Anyway, is long tailing becoming a trend? I suspect yes. More information and more access to it refines the consumer's outlook and expectations - one size fits all suddenly seems passé. Long tailers like Google and Amazon are burgeoning in numbers and business volume. What got my neurons all fired up are the unique marketing challenges this presents. Traditionally, you would divvy up your markets into segments and address those segments individually. A 'mischievously' hypothetical segment could be baby boomers with, er, recreational ED. A lab accident provides the innovation and targeted marketing manifests itself as an ad showing a 'horney' middle-aged guy. I jest. In a long tail market where the baby boomers' aforementioned tastes are, shall we just say eclectic, when it comes to popping an aphrodisiac, you end up with as many segments as there are boomers. What does this bode for the marketer and the strategist? Not wanting to leave you on a titillating note, here, check out James Cherkoff's thought provoking article on Open Source Marketing.

2 Comments:

  • At 10:01 AM, Blogger PowerYogi said…

    talk about timing. i spent the better part of monday putting first touches to my Kaplan B-plan competition idea and I then I come across your post.

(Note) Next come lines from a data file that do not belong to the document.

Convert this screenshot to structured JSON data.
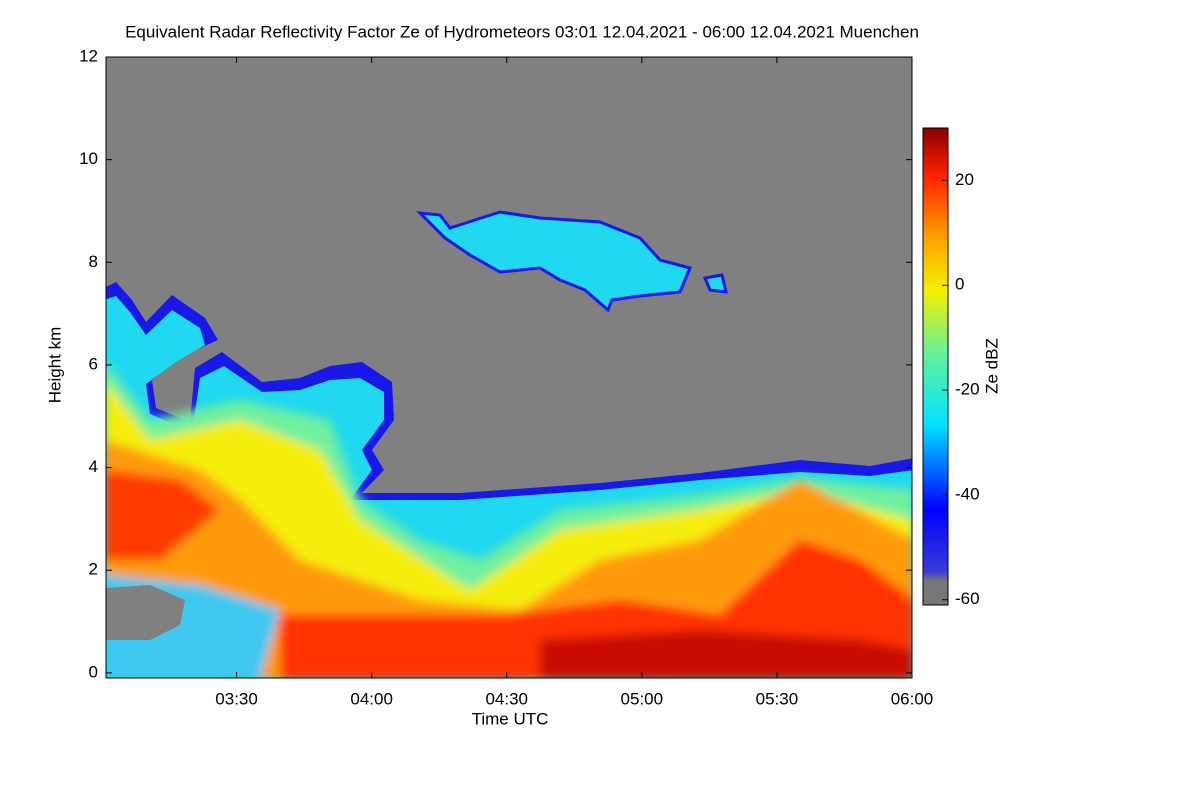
{
  "chart_data": {
    "type": "heatmap",
    "title": "Equivalent Radar Reflectivity Factor Ze of Hydrometeors   03:01 12.04.2021 - 06:00 12.04.2021 Muenchen",
    "x_label": "Time UTC",
    "y_label": "Height km",
    "colorbar_label": "Ze dBZ",
    "xlim": [
      "03:01",
      "06:00"
    ],
    "xticks": [
      "03:30",
      "04:00",
      "04:30",
      "05:00",
      "05:30",
      "06:00"
    ],
    "ylim": [
      -0.1,
      12
    ],
    "yticks": [
      0,
      2,
      4,
      6,
      8,
      10,
      12
    ],
    "clim": [
      -61,
      30
    ],
    "cticks": [
      -60,
      -40,
      -20,
      0,
      20
    ]
  }
}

    what fascinates me, lengths of tails notwithstanding, is the what-comes-first conundrum. Should, as someone exploring an idea, one try to fit into these theories; or are the theories a product of ideas gone places never been before? the former approach could limit the creativity required in said endeavors; while the latter increases the risk of failure.

    is there an obvious middle ground?

     
  • At 11:38 PM, Blogger sorebrek said…

    At the risk of pontificating, here're my views on it:
    I harbor the opinion that a startup of 5 people needs nothing more than a great idea backed by nimble and solid execution (grounded in old-fashioned economic principles). In fact, I will go to the extent to postulate that an MBA running a 5-person startup may actually be detrimental - feel free to blow-torch me on this one. I see a generational lifecycle for a company - a certain kind of mindset is called for to run a 5-people startup, another one for taking it from 5 to 50 employees and yet another one for taking it from 50 to 500. However, I think that the segmentation distribution (the tail check) is independent of this. It is really the nature of the beast that your idea is. Is it a mass-market product that no one thought about (e.g. sliced bread) or is it one that needs targeted treatment (e.g. custom-fit shoes)?
    Call me skeptical, but these days I think world-changing business ideas are few and far. I think a business idea can only be world changing if it has either direct or indirect economic potential for changing the way we do things - tail or no tail. I am curious about your middle of the road approach.